His great passion for equality drove him to co-chair the 1998 International Conference on Human Rights. His work as a founding member of the John Humphrey Centre for Peace & Human Rights and with the Glenrose Rehabilitation Hospital Foundation are testaments to his commitment to sharing his life with others.

As time went on, he served on a wide variety of Boards and Commissions, sharing his considerable expertise and providing an exemplary role model for older adults. His body of work exemplifies the assertion that outstanding achievement and contribution need not be impacted by age.


Clarence Hirsch joined the Alberta Senior Citizen Sports and Recreation Association (ASCSRA) and Edmonton Seniors Slo-Pitch Association (ESSPA) shortly after they were formed in the mid-1980s, and quickly became a driving force for both organizations, taking a leadership role in organizing sporting leagues and events; sitting as a member of ESSPA’s executive for almost 20 years; and working to establish the Alberta 55 Plus Winter Games.

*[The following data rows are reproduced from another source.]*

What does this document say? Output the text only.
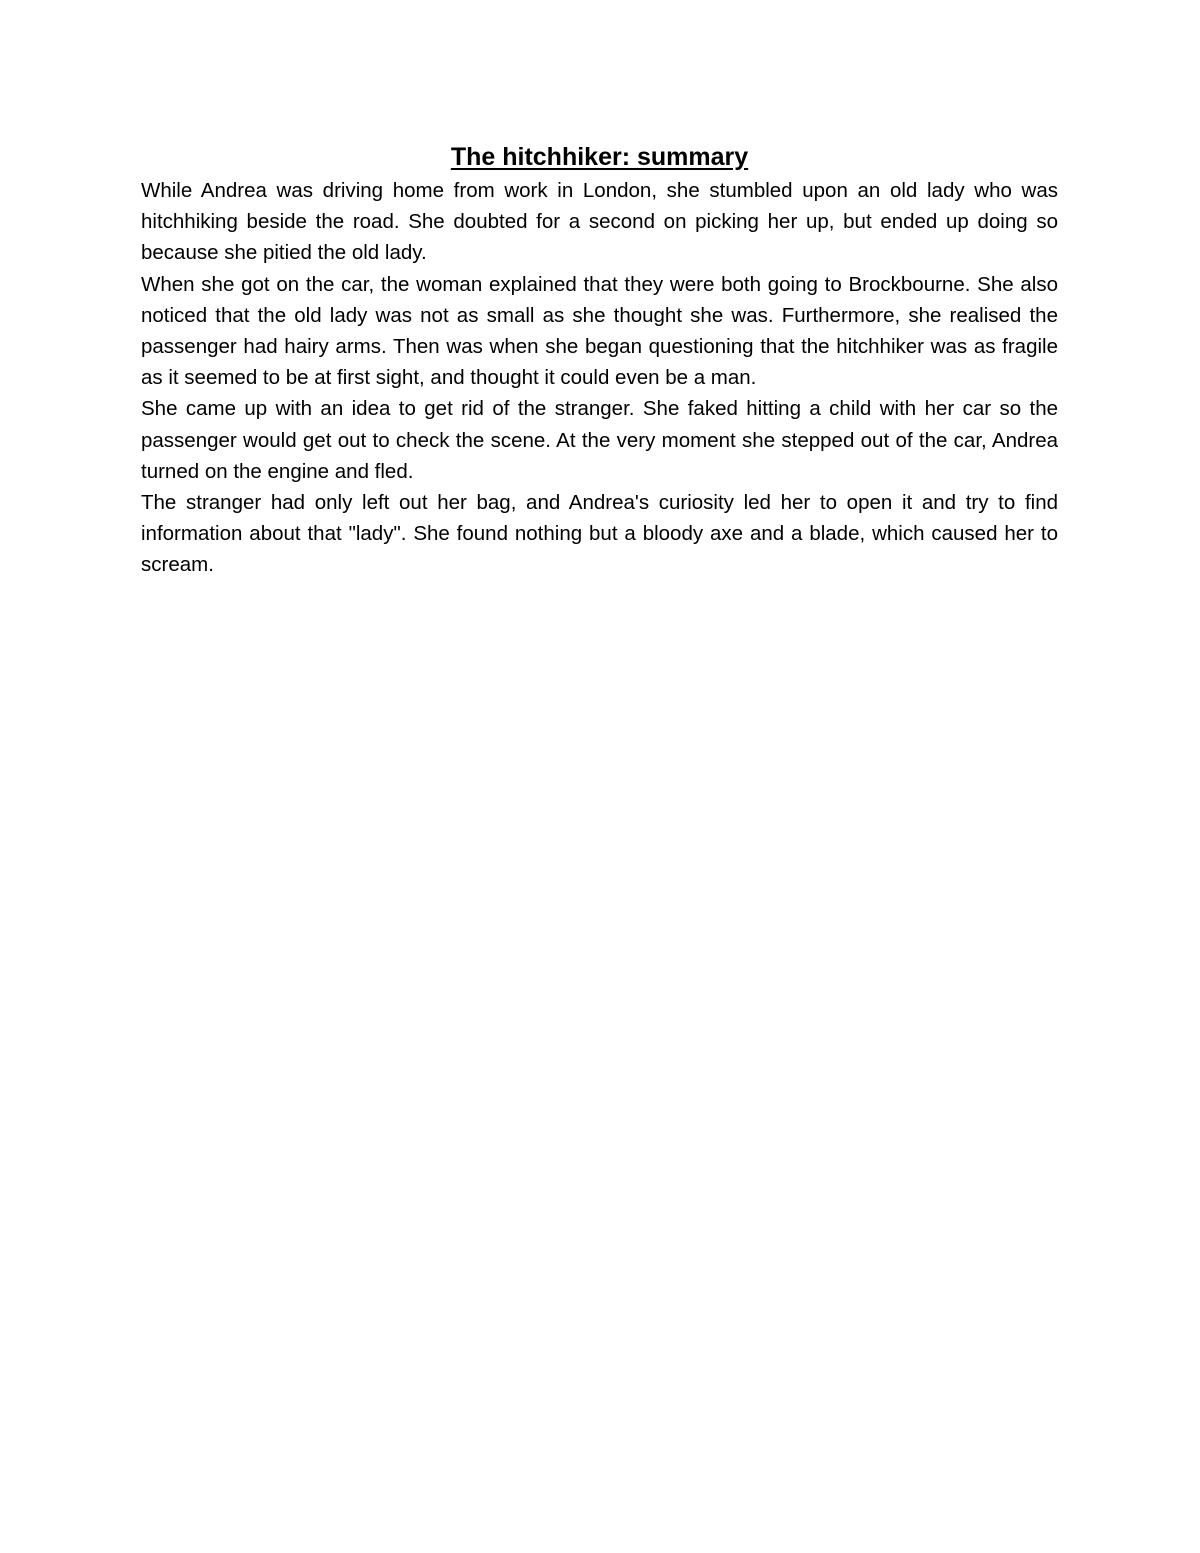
The hitchhiker: summary

While Andrea was driving home from work in London, she stumbled upon an old lady who was hitchhiking beside the road. She doubted for a second on picking her up, but ended up doing so because she pitied the old lady.

When she got on the car, the woman explained that they were both going to Brockbourne. She also noticed that the old lady was not as small as she thought she was. Furthermore, she realised the passenger had hairy arms. Then was when she began questioning that the hitchhiker was as fragile as it seemed to be at first sight, and thought it could even be a man.

She came up with an idea to get rid of the stranger. She faked hitting a child with her car so the passenger would get out to check the scene. At the very moment she stepped out of the car, Andrea turned on the engine and fled.

The stranger had only left out her bag, and Andrea's curiosity led her to open it and try to find information about that "lady". She found nothing but a bloody axe and a blade, which caused her to scream.
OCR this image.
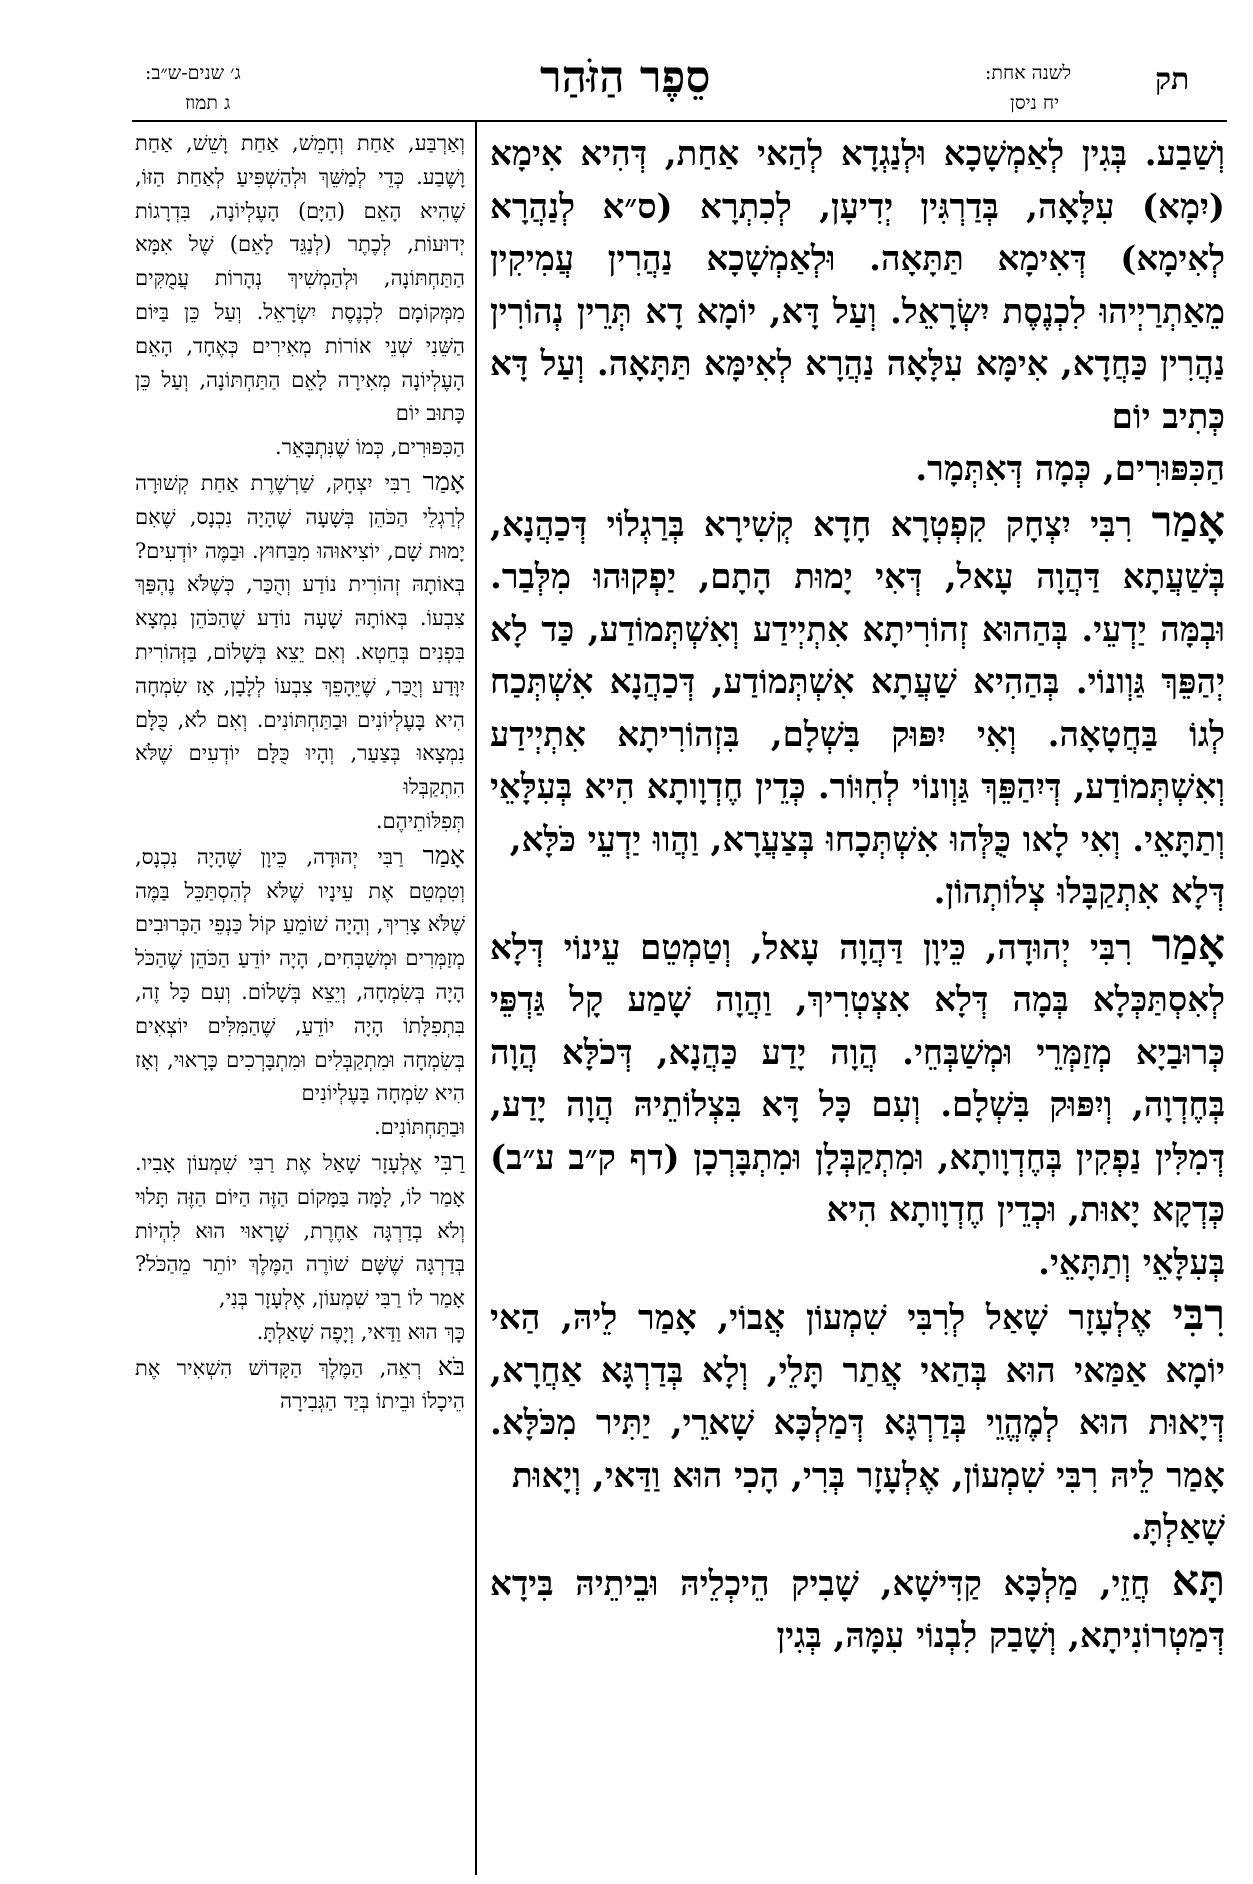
ג׳ שנים-ש״ב:
ג תמוז	סֵפֶר הַזֹּהַר	לשנה אחת:
יח ניסן
תק

וְשַׁבַע. בְּגִין לְאַמְשָׁכָא וּלְנַגְדָא לְהַאי אַחַת, דְּהִיא אִימָא (יִמָא) עִלָּאָה, בְּדַרְגִּין יְדִיעָן, לְכִתְרָא (ס״א לְנַהֲרָא לְאִימָא) דְּאִימָא תַּתָּאָה. וּלְאַמְשָׁכָא נַהֲרִין עֲמִיקִין מֵאַתְרַיְיהוּ לִכְנֶסֶת יִשְׂרָאֵל. וְעַל דָּא, יוֹמָא דָא תְּרֵין נְהוֹרִין נַהֲרִין כַּחֲדָא, אִימָּא עִלָּאָה נַהֲרָא לְאִימָּא תַּתָּאָה. וְעַל דָּא כְּתִיב יוֹם
הַכִּפּוּרִים, כְּמָה דְּאִתְּמָר.

אָמַר רִבִּי יִצְחָק קִפְטְרָא חָדָא קְשִׁירָא בְּרַגְלוֹי דְּכַהֲנָא, בְּשַׁעֲתָא דַּהֲוָה עָאל, דְּאִי יָמוּת הָתָם, יַפְקוּהוּ מִלְּבַר. וּבְמָּה יַדְעֵי. בְּהַהוּא זְהוֹרִיתָא אִתְיְידַע וְאִשְׁתְּמוֹדַע, כַּד לָא יְהַפֵּךְ גַּוְונוֹי. בְּהַהִיא שַׁעֲתָא אִשְׁתְּמוֹדַע, דְּכַהֲנָא אִשְׁתְּכַח לְגוֹ בַּחֲטָאָה. וְאִי יִפּוּק בִּשְׁלָם, בִּזְהוֹרִיתָא אִתְיְידַע וְאִשְׁתְּמוֹדַע, דְּיִהַפֵּךְ גַּוְונוֹי לְחִוּוֹר. כְּדֵין חֶדְוָותָא הִיא בְּעִלָּאֵי וְתַתָּאֵי. וְאִי לָאו כֻּלְּהוּ אִשְׁתְּכָחוּ בְּצַעֲרָא, וַהֲווּ יַדְעֵי כֹּלָּא,
דְּלָא אִתְקַבָּלוּ צְלוֹתְהוֹן.

אָמַר רִבִּי יְהוּדָה, כֵּיוָן דַּהֲוָה עָאל, וְטַמְטֵם עֵינוֹי דְּלָא לְאִסְתַּכְּלָא בְּמָה דְּלָא אִצְטְרִיךְ, וַהֲוָה שָׁמַע קָל גַּדְפֵּי כְּרוּבַיָא מְזַמְּרֵי וּמְשַׁבְּחֵי. הֲוָה יָדַע כַּהֲנָא, דְּכֹלָּא הֲוָה בְּחֶדְוָה, וְיִפּוּק בִּשְׁלָם. וְעִם כָּל דָּא בִּצְלוֹתֵיהּ הֲוָה יָדַע, דְּמִלִּין נַפְקִין בְּחֶדְוָותָא, וּמִתְקַבְּלָן וּמִתְבָּרְכָן (דף ק״ב ע״ב) כְּדְקָא יָאוּת, וּכְדֵין חֶדְוָותָא הִיא
בְּעִלָּאֵי וְתַתָּאֵי.

רִבִּי אֶלְעָזָר שָׁאַל לְרִבִּי שִׁמְעוֹן אֲבוֹי, אָמַר לֵיהּ, הַאי יוֹמָא אַמַּאי הוּא בְּהַאי אֲתַר תָּלֵי, וְלָא בְּדַרְגָּא אַחֲרָא, דְּיָאוּת הוּא לְמֶהֱוֵי בְּדַרְגָּא דְּמַלְכָּא שָׁארֵי, יַתִּיר מִכֹּלָּא. אָמַר לֵיהּ רִבִּי שִׁמְעוֹן, אֶלְעָזָר בְּרִי, הָכִי הוּא וַדַּאי, וְיָאוּת
שָׁאַלְתָּ.

תָּא חֲזֵי, מַלְכָּא קַדִּישָׁא, שָׁבִיק הֵיכְלֵיהּ וּבֵיתֵיהּ בִּידָא דְּמַטְרוֹנִיתָא, וְשָׁבַק לִבְנוֹי עִמָּהּ, בְּגִין

וְאַרְבַּע, אַחַת וְחָמֵשׁ, אַחַת וָשֵׁשׁ, אַחַת וָשֶׁבַע. כְּדֵי לְמַשֵּׁךְ וּלְהַשְׁפִּיעַ לְאַחַת הַזּוֹ, שֶׁהִיא הָאֵם (הַיָּם) הָעֶלְיוֹנָה, בִּדְרָגוֹת יְדוּעוֹת, לְכֶתֶר (לְנַגֵּד לָאֵם) שֶׁל אִמָּא הַתַּחְתּוֹנָה, וּלְהַמְשִׁיךְ נְהָרוֹת עֲמֻקִּים מִמְּקוֹמָם לִכְנֶסֶת יִשְׂרָאֵל. וְעַל כֵּן בַּיּוֹם הַשֵּׁנִי שְׁנֵי אוֹרוֹת מְאִירִים כְּאֶחָד, הָאֵם הָעֶלְיוֹנָה מְאִירָה לָאֵם הַתַּחְתּוֹנָה, וְעַל כֵּן כָּתוּב יוֹם
הַכִּפּוּרִים, כְּמוֹ שֶׁנִּתְבָּאֵר.

אָמַר רַבִּי יִצְחָק, שַׁרְשֶׁרֶת אַחַת קְשׁוּרָה לְרַגְלֵי הַכֹּהֵן בְּשָׁעָה שֶׁהָיָה נִכְנָס, שֶׁאִם יָמוּת שָׁם, יוֹצִיאוּהוּ מִבַּחוּץ. וּבַמֶּה יוֹדְעִים? בְּאוֹתָהּ זְהוֹרִית נוֹדַע וְהֻכַּר, כְּשֶׁלֹּא נֶהְפַּךְ צִבְעוֹ. בְּאוֹתָהּ שָׁעָה נוֹדַע שֶׁהַכֹּהֵן נִמְצָא בִּפְנִים בְּחֵטְא. וְאִם יֵצֵא בְּשָׁלוֹם, בַּזְּהוֹרִית יִוָּדַע וְיֻכַּר, שֶׁיֵּהָפֵךְ צִבְעוֹ לְלָבָן, אָז שִׂמְחָה הִיא בָּעֶלְיוֹנִים וּבַתַּחְתּוֹנִים. וְאִם לֹא, כֻּלָּם נִמְצָאוּ בְּצַעַר, וְהָיוּ כֻּלָּם יוֹדְעִים שֶׁלֹּא הִתְקַבְּלוּ
תְּפִלּוֹתֵיהֶם.

אָמַר רַבִּי יְהוּדָה, כֵּיוָן שֶׁהָיָה נִכְנָס, וְטִמְטֵם אֶת עֵינָיו שֶׁלֹּא לְהִסְתַּכֵּל בַּמֶּה שֶׁלֹּא צָרִיךְ, וְהָיָה שׁוֹמֵעַ קוֹל כַּנְפֵי הַכְּרוּבִים מְזַמְּרִים וּמְשַׁבְּחִים, הָיָה יוֹדֵעַ הַכֹּהֵן שֶׁהַכֹּל הָיָה בְּשִׂמְחָה, וְיֵצֵא בְּשָׁלוֹם. וְעִם כָּל זֶה, בִּתְפִלָּתוֹ הָיָה יוֹדֵעַ, שֶׁהַמִּלִּים יוֹצְאִים בְּשִׂמְחָה וּמִתְקַבְּלִים וּמִתְבָּרְכִים כָּרָאוּי, וְאָז הִיא שִׂמְחָה בָּעֶלְיוֹנִים
וּבַתַּחְתּוֹנִים.

רַבִּי אֶלְעָזָר שָׁאַל אֶת רַבִּי שִׁמְעוֹן אָבִיו. אָמַר לוֹ, לָמָּה בַּמָּקוֹם הַזֶּה הַיּוֹם הַזֶּה תָּלוּי וְלֹא בְדַרְגָּה אַחֶרֶת, שֶׁרָאוּי הוּא לִהְיוֹת בְּדַרְגָּה שֶׁשָּׁם שׁוֹרֶה הַמֶּלֶךְ יוֹתֵר מֵהַכֹּל? אָמַר לוֹ רַבִּי שִׁמְעוֹן, אֶלְעָזָר בְּנִי,
כָּךְ הוּא וַדַּאי, וְיָפֶה שָׁאַלְתָּ.

בֹּא רְאֵה, הַמֶּלֶךְ הַקָּדוֹשׁ הִשְׁאִיר אֶת הֵיכָלוֹ וּבֵיתוֹ בְּיַד הַגְּבִירָה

Over the years, he has been a team participant, coach, manager, and event planner for many sports, although softball remains his first love. While he is no longer a playing member, he continues to contribute wherever he can: a recent tribute to Mr. Hirsch published in The Grapevine describes him as “unassuming and hardworking,” two characteristics that are certainly in line with his own assertion that “community service for the well-being of all” has been a theme of his life.


Bev Halisky launched Driving Miss Daisy in St. Albert in 2002. From its inception, the company has worked to counteract social isolation, and to provide opportunities for independence and improved quality of life for seniors and people living with disabilities.

Ms. Halisky quickly became an avenue of independence and companionship for her clients, and has remained fiercely loyal and dedicated to them, passing her commitment on to the 45 franchises currently operating 76 vehicles in British Columbia, Alberta, Saskatchewan, and Ontario, for whom she is a constant resource and mentor.

Bev Halisky’s work is a reminder that with a dream and a vision, success can be found: she is the epitome of a senior who inspires, empowers, and engages others in making our community, province, and nation a better place for our seniors and for those with disabilities.